My son recently said to me, “Mum, you weren’t always my friend, but you were always my mother. You listened, encouraged – and I learnt from you that supporting another person’s success would never dampen my own. And do you remember you always gave me the biggest bit as well as the last bite?”

I wasn’t perfect. I have vivid memories of shouting at my bickering children, “Go to your rooms,” and the cheeky kids defiantly saying, “No.” So I would do the only sensible thing and say, “Right I’m going to mine then,” – which I did, usually with a glass of wine!

I don’t spend too much time replaying my mistakes. It’s all a process, you don’t have to justify or explain your parenting technique to anyone – just trust your instincts and do what is right for your family. And looking back, there were some perfect moments and memories, which when shared with my adult children are all the more rewarding.

And now for that perfect-mother, after-school scone recipe…

After-school scones

Makes 10-12 big scones

3 cups self-raising flour

½ teaspoon salt

50 g butter

approximately 1 cup milk

1 Preheat oven to 200°C. Line an oven tray with baking paper.

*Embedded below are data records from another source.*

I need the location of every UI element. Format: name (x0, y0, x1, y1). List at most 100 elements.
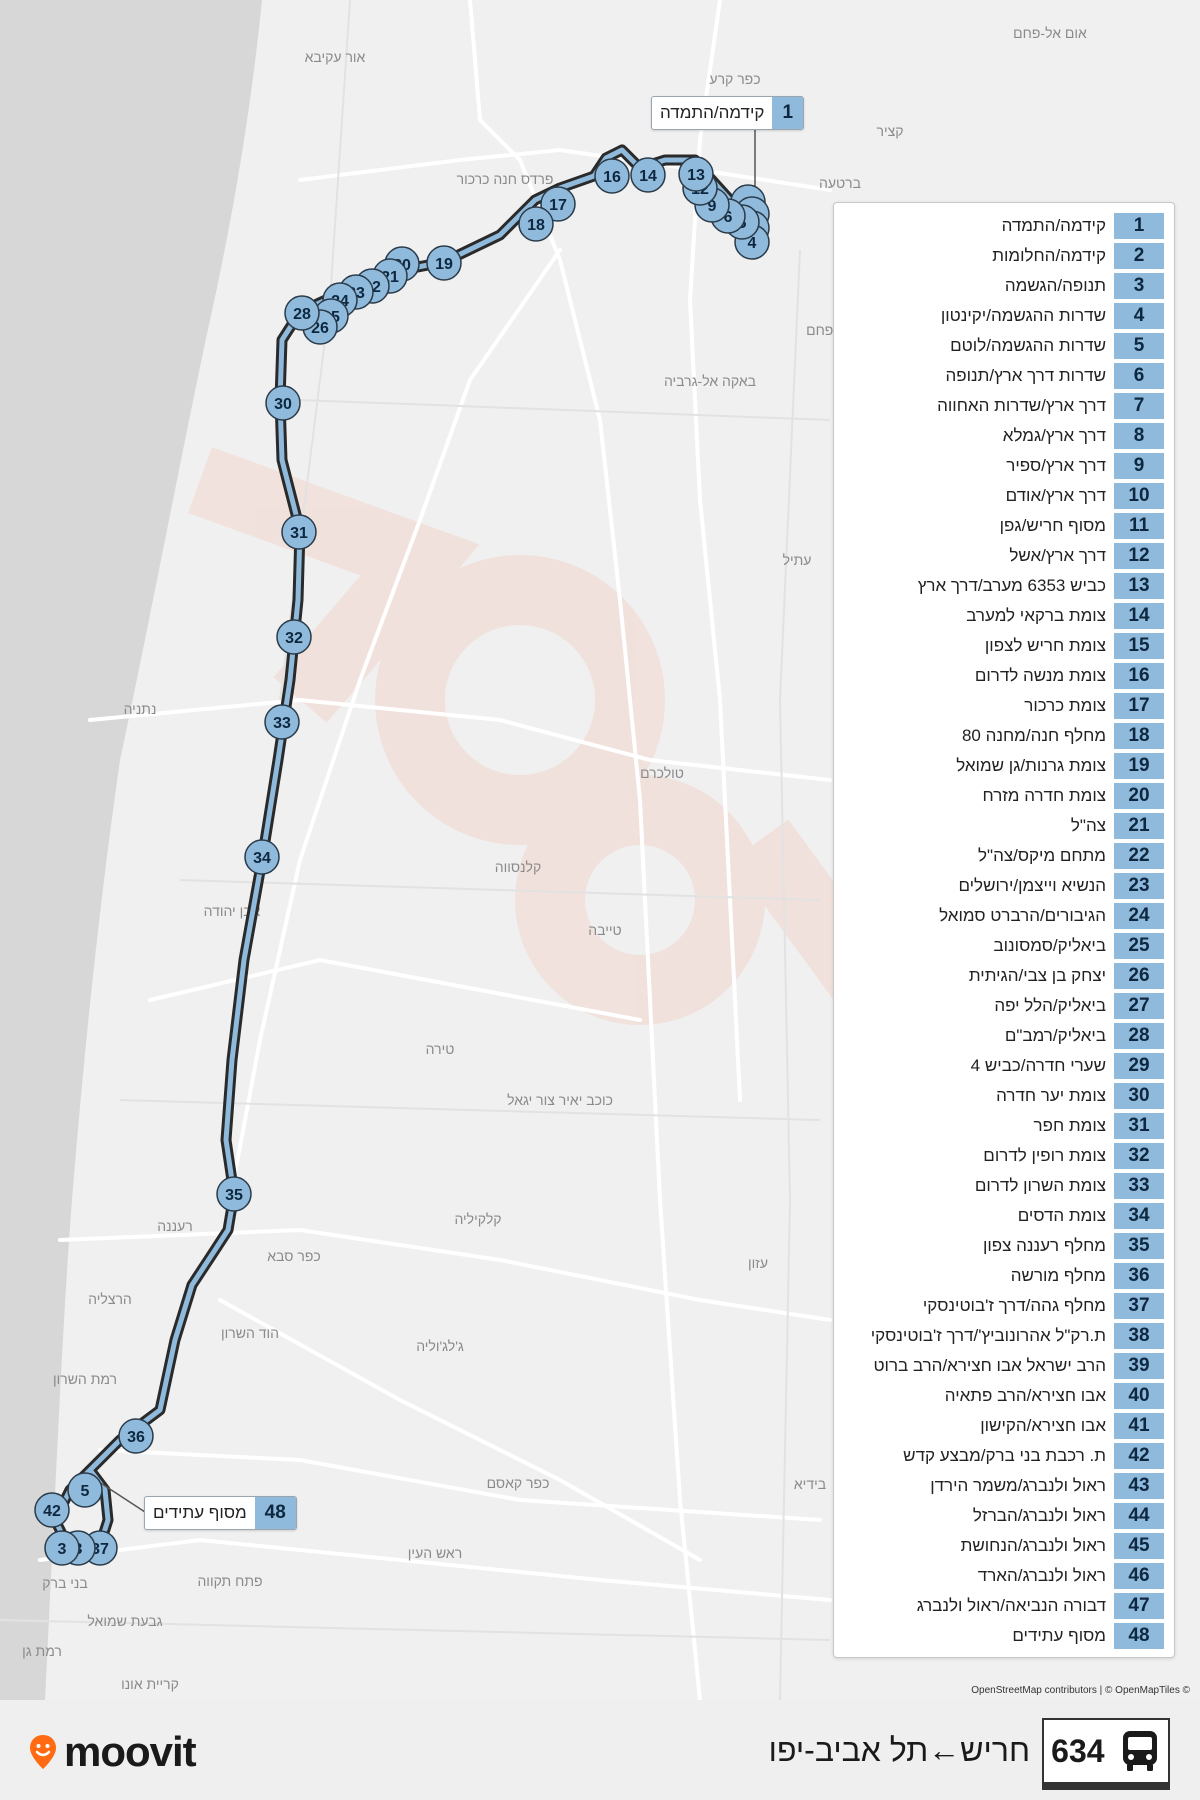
stop-marker[interactable]: 31 (281, 514, 317, 550)
stop-name: צומת השרון לדרום (974, 1176, 1106, 1195)
stop-name: שדרות דרך ארץ/תנופה (945, 366, 1106, 385)
stop-list-item[interactable]: דבורה הנביאה/ראול ולנברג 47 (834, 1591, 1174, 1621)
stop-list-item[interactable]: ביאליק/הלל יפה 27 (834, 991, 1174, 1021)
stop-number: 42 (1114, 1443, 1164, 1469)
stop-marker[interactable]: 28 (284, 295, 320, 331)
stop-list-item[interactable]: הרב ישראל אבו חצירא/הרב ברוט 39 (834, 1351, 1174, 1381)
stop-list-item[interactable]: ת. רכבת בני ברק/מבצע קדש 42 (834, 1441, 1174, 1471)
stop-list-item[interactable]: אבו חצירא/הקישון 41 (834, 1411, 1174, 1441)
stop-marker-circle[interactable] (216, 1176, 252, 1212)
stop-list-item[interactable]: צה"ל 21 (834, 811, 1174, 841)
stop-list-item[interactable]: מחלף רעננה צפון 35 (834, 1231, 1174, 1261)
stop-list-item[interactable]: ראול ולנברג/הנחושת 45 (834, 1531, 1174, 1561)
stop-marker-circle[interactable] (276, 619, 312, 655)
stop-marker[interactable]: 30 (265, 385, 301, 421)
stop-list-item[interactable]: שדרות ההגשמה/לוטם 5 (834, 331, 1174, 361)
stop-marker[interactable]: 32 (276, 619, 312, 655)
stop-list-item[interactable]: צומת גרנות/גן שמואל 19 (834, 751, 1174, 781)
stop-marker-circle[interactable] (594, 158, 630, 194)
stop-marker[interactable]: 35 (216, 1176, 252, 1212)
stop-list-item[interactable]: שדרות דרך ארץ/תנופה 6 (834, 361, 1174, 391)
stop-number: 35 (1114, 1233, 1164, 1259)
stop-marker-circle[interactable] (264, 704, 300, 740)
stop-list-item[interactable]: צומת ברקאי למערב 14 (834, 601, 1174, 631)
stop-marker-circle[interactable] (265, 385, 301, 421)
stop-list-item[interactable]: צומת כרכור 17 (834, 691, 1174, 721)
stop-callout-start[interactable]: 1 קידמה/התמדה (651, 96, 805, 130)
stop-list-item[interactable]: מחלף מורשה 36 (834, 1261, 1174, 1291)
stop-marker-circle[interactable] (518, 206, 554, 242)
stop-marker[interactable]: 3 (44, 1530, 80, 1566)
stop-list-item[interactable]: ראול ולנברג/הברזל 44 (834, 1501, 1174, 1531)
stop-marker[interactable]: 14 (630, 157, 666, 193)
stop-list-item[interactable]: אבו חצירא/הרב פתאיה 40 (834, 1381, 1174, 1411)
stop-marker-circle[interactable] (678, 156, 714, 192)
stop-list-item[interactable]: צומת חדרה מזרח 20 (834, 781, 1174, 811)
stop-marker-circle[interactable] (284, 295, 320, 331)
stop-marker[interactable]: 34 (244, 839, 280, 875)
stop-list-item[interactable]: מחלף חנה/מחנה 80 18 (834, 721, 1174, 751)
map-attribution[interactable]: OpenStreetMap contributors | © OpenMapTi… (971, 1685, 1190, 1696)
stop-list-item[interactable]: שדרות ההגשמה/יקינטון 4 (834, 301, 1174, 331)
stop-marker-circle[interactable] (34, 1492, 70, 1528)
stop-marker-circle[interactable] (67, 1472, 103, 1508)
stop-list-item[interactable]: ביאליק/רמב"ם 28 (834, 1021, 1174, 1051)
stop-marker-circle[interactable] (44, 1530, 80, 1566)
stop-list-item[interactable]: מסוף עתידים 48 (834, 1621, 1174, 1651)
stop-marker[interactable]: 19 (426, 245, 462, 281)
stop-callout-name: מסוף עתידים (153, 1503, 247, 1522)
place-label: קלנסווה (495, 859, 541, 875)
stop-marker-circle[interactable] (426, 245, 462, 281)
stop-list-item[interactable]: ראול ולנברג/משמר הירדן 43 (834, 1471, 1174, 1501)
stop-number: 9 (1114, 453, 1164, 479)
stop-list-item[interactable]: דרך ארץ/אודם 10 (834, 481, 1174, 511)
stop-marker[interactable]: 42 (34, 1492, 70, 1528)
place-label: טייבה (588, 922, 621, 938)
moovit-logo[interactable]: moovit (28, 1728, 197, 1775)
place-label: כפר קרע (709, 71, 760, 87)
stop-list-item[interactable]: צומת חפר 31 (834, 1111, 1174, 1141)
stop-marker[interactable]: 16 (594, 158, 630, 194)
stop-list-item[interactable]: דרך ארץ/שדרות האחווה 7 (834, 391, 1174, 421)
stop-list-item[interactable]: ביאליק/סמסונוב 25 (834, 931, 1174, 961)
stop-list-item[interactable]: מחלף גהה/דרך ז'בוטינסקי 37 (834, 1291, 1174, 1321)
stop-marker[interactable]: 33 (264, 704, 300, 740)
stop-list-item[interactable]: צומת חריש לצפון 15 (834, 631, 1174, 661)
route-badge: 634 (1042, 1718, 1170, 1790)
stop-list-item[interactable]: כביש 6353 מערב/דרך ארץ 13 (834, 571, 1174, 601)
stop-marker-circle[interactable] (630, 157, 666, 193)
stop-list-item[interactable]: תנופה/הגשמה 3 (834, 271, 1174, 301)
stop-list-item[interactable]: ת.רק"ל אהרונוביץ'/דרך ז'בוטינסקי 38 (834, 1321, 1174, 1351)
stop-marker-circle[interactable] (118, 1418, 154, 1454)
stop-number: 12 (1114, 543, 1164, 569)
stop-list-item[interactable]: קידמה/התמדה 1 (834, 211, 1174, 241)
stop-marker-number: 31 (290, 525, 308, 542)
stop-list-item[interactable]: דרך ארץ/גמלא 8 (834, 421, 1174, 451)
stop-name: שערי חדרה/כביש 4 (970, 1056, 1106, 1075)
stop-list-item[interactable]: שערי חדרה/כביש 4 29 (834, 1051, 1174, 1081)
stop-list-item[interactable]: דרך ארץ/אשל 12 (834, 541, 1174, 571)
stop-number: 20 (1114, 783, 1164, 809)
stop-callout-number: 1 (772, 97, 804, 129)
stop-list-item[interactable]: יצחק בן צבי/הגיתית 26 (834, 961, 1174, 991)
stop-marker[interactable]: 13 (678, 156, 714, 192)
stop-marker-circle[interactable] (244, 839, 280, 875)
stop-list-item[interactable]: מתחם מיקס/צה"ל 22 (834, 841, 1174, 871)
stop-list-item[interactable]: ראול ולנברג/הארד 46 (834, 1561, 1174, 1591)
stop-list-item[interactable]: צומת מנשה לדרום 16 (834, 661, 1174, 691)
stop-list-item[interactable]: צומת רופין לדרום 32 (834, 1141, 1174, 1171)
stop-list-item[interactable]: הנשיא וייצמן/ירושלים 23 (834, 871, 1174, 901)
place-label: רעננה (157, 1218, 192, 1234)
stop-marker[interactable]: 18 (518, 206, 554, 242)
stop-list-item[interactable]: קידמה/החלומות 2 (834, 241, 1174, 271)
stop-list-item[interactable]: הגיבורים/הרברט סמואל 24 (834, 901, 1174, 931)
stop-marker-circle[interactable] (281, 514, 317, 550)
stop-list-item[interactable]: דרך ארץ/ספיר 9 (834, 451, 1174, 481)
stop-marker[interactable]: 36 (118, 1418, 154, 1454)
stop-marker[interactable]: 5 (67, 1472, 103, 1508)
stop-callout-end[interactable]: 48 מסוף עתידים (144, 1496, 297, 1530)
stop-list-item[interactable]: צומת יער חדרה 30 (834, 1081, 1174, 1111)
stop-list-item[interactable]: מסוף חריש/גפן 11 (834, 511, 1174, 541)
stop-list-item[interactable]: צומת השרון לדרום 33 (834, 1171, 1174, 1201)
stop-list-item[interactable]: צומת הדסים 34 (834, 1201, 1174, 1231)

2 Place flour and salt in a large bowl. Warm butter and milk, stirring until the butter has fully melted. Pour into the flour and mix to a soft dough, adding extra cold milk if required.

3 Tip dough out onto a floured board and press flat into a 3cm-thick slab. Cut out squares and place close to each other on the prepared tray. Brush with milk and bake for 15-20 minutes. Cool on a wire rack, covered with a clean tea towel.